After all the above steps your files should look like this

# smtpd_tls_cert_file = /etc/pki/dovecot/certs/dovecot.pem
# smtpd_tls_key_file = /etc/pki/dovecot/private/dovecot.pem

# provide the primary certificate for the server, to be used for outgoing connections
smtpd_tls_chain_files =

# provide the map to be used when SNI support is enabled
tls_server_sni_maps = hash:/etc/postfix/vmail_ssl.map

Step 5: Create a new file in /etc/postfix with the name of vmail_ssl.map

sudo touch /etc/postfix/vmail_ssl.map

Step 6: Edit the file to add your domain's SSL certificates to the list like this

mail.yourprimarymailserverdomain.com /etc/letsencrypt/live/mail.yourprimarymailserverdomain.com/privkey.pem /etc/letsencrypt/live/mail.yourprimarymailserverdomain.com/fullchain.pem

Step 7 (Optional): If you have more than one domain to be supported add all of them one per line.
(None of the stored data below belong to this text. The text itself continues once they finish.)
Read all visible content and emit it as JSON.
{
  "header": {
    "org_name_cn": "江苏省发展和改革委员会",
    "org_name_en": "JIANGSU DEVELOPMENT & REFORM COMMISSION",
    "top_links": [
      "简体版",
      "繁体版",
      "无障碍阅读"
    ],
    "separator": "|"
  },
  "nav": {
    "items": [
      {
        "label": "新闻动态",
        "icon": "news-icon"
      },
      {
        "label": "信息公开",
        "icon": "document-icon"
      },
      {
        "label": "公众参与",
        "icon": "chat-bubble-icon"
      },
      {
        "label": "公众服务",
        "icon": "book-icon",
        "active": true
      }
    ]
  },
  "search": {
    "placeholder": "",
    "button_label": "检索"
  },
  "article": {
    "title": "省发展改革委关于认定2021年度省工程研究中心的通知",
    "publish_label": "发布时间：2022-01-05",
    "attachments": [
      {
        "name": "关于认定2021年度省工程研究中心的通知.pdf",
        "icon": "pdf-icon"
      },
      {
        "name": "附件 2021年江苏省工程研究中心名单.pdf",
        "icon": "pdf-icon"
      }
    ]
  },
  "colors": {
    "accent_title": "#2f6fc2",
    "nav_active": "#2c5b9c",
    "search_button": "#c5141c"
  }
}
The resulting file should look like this

# Compile with postmap -F hash:/etc/postfix/vmail_ssl.map when updating
# One host per line
mail.yourprimarymailserverdomain.com /etc/letsencrypt/live/mail.yourprimarymailserverdomain.com/privkey.pem /etc/letsencrypt/live/mail.yourprimarymailserverdomain.com/fullchain.pem
mail.yoursecondarymailserverdomain.com /etc/letsencrypt/live/mail.yoursecondarymailserverdomain.com/privkey.pem /etc/letsencrypt/live/mail.yoursecondarymailserverdomain.com/fullchain.pem
# add more domains with keys and certs as needed

Step 8: Open /etc/dovecot/dovecot.conf

sudo nano /etc/dovecot/dovecot.conf

Step 9: Append the following to the end of the file, replace domain.com with your own domain

local_name mail.domain.com {
  ssl_cert = </etc/letsencrypt/live/mail.domain.com/fullchain.pem
  ssl_key = </etc/letsencrypt/live/mail.domain.com/privkey.pem

Step 10: Re-compile postmap with SNI using the following command

postmap -F hash:/etc/postfix/vmail_ssl.map

Step 11: Restart Postfix.

systemctl restart postfix

Step 12: Restart Dovecot

systemctl restart dovecot

Connect again using a mail client and you should not see the error.